Peter Mokaya, executive director of Organic Consumers Alliance, an advocacy group for organic agriculture, said agroecology has the potential to boost food production, food security and nutrition while restoring the delicate ecosystem and biodiversity that are essential for sustainable agriculture and development.
“Not only does the approach offer the prospects for zero hunger, poverty eradication, growth and sustainable resource management, but also remain the safest method to be embraced by the local population,” he told a forum in Nairobi.

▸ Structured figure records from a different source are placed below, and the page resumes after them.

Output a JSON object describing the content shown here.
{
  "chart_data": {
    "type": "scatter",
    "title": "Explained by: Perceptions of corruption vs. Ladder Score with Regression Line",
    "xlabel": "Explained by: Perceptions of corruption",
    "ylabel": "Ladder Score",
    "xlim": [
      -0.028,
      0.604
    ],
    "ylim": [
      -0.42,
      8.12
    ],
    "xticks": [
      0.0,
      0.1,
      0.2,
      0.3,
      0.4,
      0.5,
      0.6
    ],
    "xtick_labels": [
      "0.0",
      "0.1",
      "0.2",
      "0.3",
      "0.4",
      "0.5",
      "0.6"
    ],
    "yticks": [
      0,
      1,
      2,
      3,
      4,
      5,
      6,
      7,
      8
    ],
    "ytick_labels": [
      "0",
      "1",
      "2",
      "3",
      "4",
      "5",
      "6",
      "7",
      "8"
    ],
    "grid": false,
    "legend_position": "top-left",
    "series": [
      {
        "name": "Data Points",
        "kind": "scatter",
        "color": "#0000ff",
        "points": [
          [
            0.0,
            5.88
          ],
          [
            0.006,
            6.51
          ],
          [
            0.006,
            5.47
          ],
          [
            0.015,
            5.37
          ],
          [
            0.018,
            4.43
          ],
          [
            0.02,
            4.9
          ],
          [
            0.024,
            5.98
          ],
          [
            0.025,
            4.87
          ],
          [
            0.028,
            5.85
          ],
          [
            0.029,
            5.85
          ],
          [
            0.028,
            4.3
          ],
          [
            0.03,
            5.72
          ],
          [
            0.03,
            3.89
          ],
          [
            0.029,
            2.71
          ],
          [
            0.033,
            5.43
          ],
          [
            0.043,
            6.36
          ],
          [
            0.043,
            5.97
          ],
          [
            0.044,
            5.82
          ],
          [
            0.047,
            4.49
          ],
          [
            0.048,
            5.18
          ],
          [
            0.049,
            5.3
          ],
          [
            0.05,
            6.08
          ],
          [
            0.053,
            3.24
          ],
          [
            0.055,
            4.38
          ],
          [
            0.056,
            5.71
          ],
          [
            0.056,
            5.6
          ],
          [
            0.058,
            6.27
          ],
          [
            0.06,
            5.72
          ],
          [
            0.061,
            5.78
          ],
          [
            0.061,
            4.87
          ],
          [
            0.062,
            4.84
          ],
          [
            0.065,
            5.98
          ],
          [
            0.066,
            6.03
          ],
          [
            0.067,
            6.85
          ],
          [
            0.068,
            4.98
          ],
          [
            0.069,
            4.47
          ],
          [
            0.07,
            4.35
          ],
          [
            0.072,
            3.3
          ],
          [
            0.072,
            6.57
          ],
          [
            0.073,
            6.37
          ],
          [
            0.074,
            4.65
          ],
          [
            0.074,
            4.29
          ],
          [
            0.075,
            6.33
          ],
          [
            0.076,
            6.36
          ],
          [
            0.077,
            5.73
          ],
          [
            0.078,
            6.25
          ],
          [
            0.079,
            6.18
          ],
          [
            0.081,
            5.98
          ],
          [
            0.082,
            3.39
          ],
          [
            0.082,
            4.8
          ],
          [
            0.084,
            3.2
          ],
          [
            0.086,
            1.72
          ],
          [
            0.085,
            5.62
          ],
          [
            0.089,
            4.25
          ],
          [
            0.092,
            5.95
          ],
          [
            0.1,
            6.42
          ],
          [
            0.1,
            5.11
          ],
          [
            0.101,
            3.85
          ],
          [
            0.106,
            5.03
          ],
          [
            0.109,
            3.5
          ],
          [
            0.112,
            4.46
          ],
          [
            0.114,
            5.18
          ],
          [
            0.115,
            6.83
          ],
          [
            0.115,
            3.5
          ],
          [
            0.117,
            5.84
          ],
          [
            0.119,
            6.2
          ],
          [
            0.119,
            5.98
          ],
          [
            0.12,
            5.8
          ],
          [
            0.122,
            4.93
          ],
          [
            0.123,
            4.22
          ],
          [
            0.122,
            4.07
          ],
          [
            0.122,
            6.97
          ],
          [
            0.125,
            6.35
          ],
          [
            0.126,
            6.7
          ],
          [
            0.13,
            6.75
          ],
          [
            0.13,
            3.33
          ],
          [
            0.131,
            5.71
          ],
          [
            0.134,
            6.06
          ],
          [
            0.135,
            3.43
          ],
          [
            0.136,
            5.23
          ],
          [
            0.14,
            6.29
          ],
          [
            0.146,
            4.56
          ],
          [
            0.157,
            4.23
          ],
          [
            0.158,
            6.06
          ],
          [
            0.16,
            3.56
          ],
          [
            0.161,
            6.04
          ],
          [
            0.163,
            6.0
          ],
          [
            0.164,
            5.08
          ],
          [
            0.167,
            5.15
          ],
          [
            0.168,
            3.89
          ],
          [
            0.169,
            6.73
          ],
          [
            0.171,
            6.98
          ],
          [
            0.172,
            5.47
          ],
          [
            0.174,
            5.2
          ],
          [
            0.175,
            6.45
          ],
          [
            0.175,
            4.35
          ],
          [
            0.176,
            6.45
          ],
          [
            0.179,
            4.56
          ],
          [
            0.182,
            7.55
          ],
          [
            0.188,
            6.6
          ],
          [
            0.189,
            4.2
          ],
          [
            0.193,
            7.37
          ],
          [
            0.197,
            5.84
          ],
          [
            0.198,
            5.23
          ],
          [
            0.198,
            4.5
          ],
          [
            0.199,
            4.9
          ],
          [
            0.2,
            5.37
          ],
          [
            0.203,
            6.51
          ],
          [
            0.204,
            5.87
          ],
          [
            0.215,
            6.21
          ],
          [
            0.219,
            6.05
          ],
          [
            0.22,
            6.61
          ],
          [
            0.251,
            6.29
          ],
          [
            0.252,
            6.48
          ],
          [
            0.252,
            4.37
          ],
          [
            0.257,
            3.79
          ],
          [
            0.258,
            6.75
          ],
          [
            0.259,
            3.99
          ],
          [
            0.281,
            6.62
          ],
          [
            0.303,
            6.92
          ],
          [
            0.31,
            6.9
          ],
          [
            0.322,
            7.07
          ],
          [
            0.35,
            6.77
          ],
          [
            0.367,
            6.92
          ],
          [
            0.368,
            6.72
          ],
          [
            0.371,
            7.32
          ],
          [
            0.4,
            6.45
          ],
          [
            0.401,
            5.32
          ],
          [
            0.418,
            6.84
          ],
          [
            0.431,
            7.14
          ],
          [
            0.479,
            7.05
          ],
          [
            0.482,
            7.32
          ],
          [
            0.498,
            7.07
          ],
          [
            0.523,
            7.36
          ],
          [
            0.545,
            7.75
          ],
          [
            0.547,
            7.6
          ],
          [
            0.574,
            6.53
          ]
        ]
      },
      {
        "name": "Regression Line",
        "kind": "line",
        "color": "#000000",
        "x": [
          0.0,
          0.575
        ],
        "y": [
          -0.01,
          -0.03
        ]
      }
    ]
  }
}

Mokaya noted the harm that chemicals cause to soils, stressing the urgent need to develop alternatives that will help farmers reduce the use of chemical fertilizers, and ideally to stop using them altogether.
“It is unfortunate that the overuse of chemical fertilizers that were supposed to improve farm yields continue to degrade our lands and makes agriculture not really profitable for farmers, and in some cases leading to a situation where lands are affected by advanced degradation, posing a danger to the food we eat,” he said.
The expert said while striving to achieve food security, food safety is an important component that cannot be ignored.
“Considering the potential risks of poisoning, burns, cancers, birth defects and environmental degradation, chemical fertilizers should be used with extreme caution,” he said. “At the same time we should reckon that there is no food security without food safety.”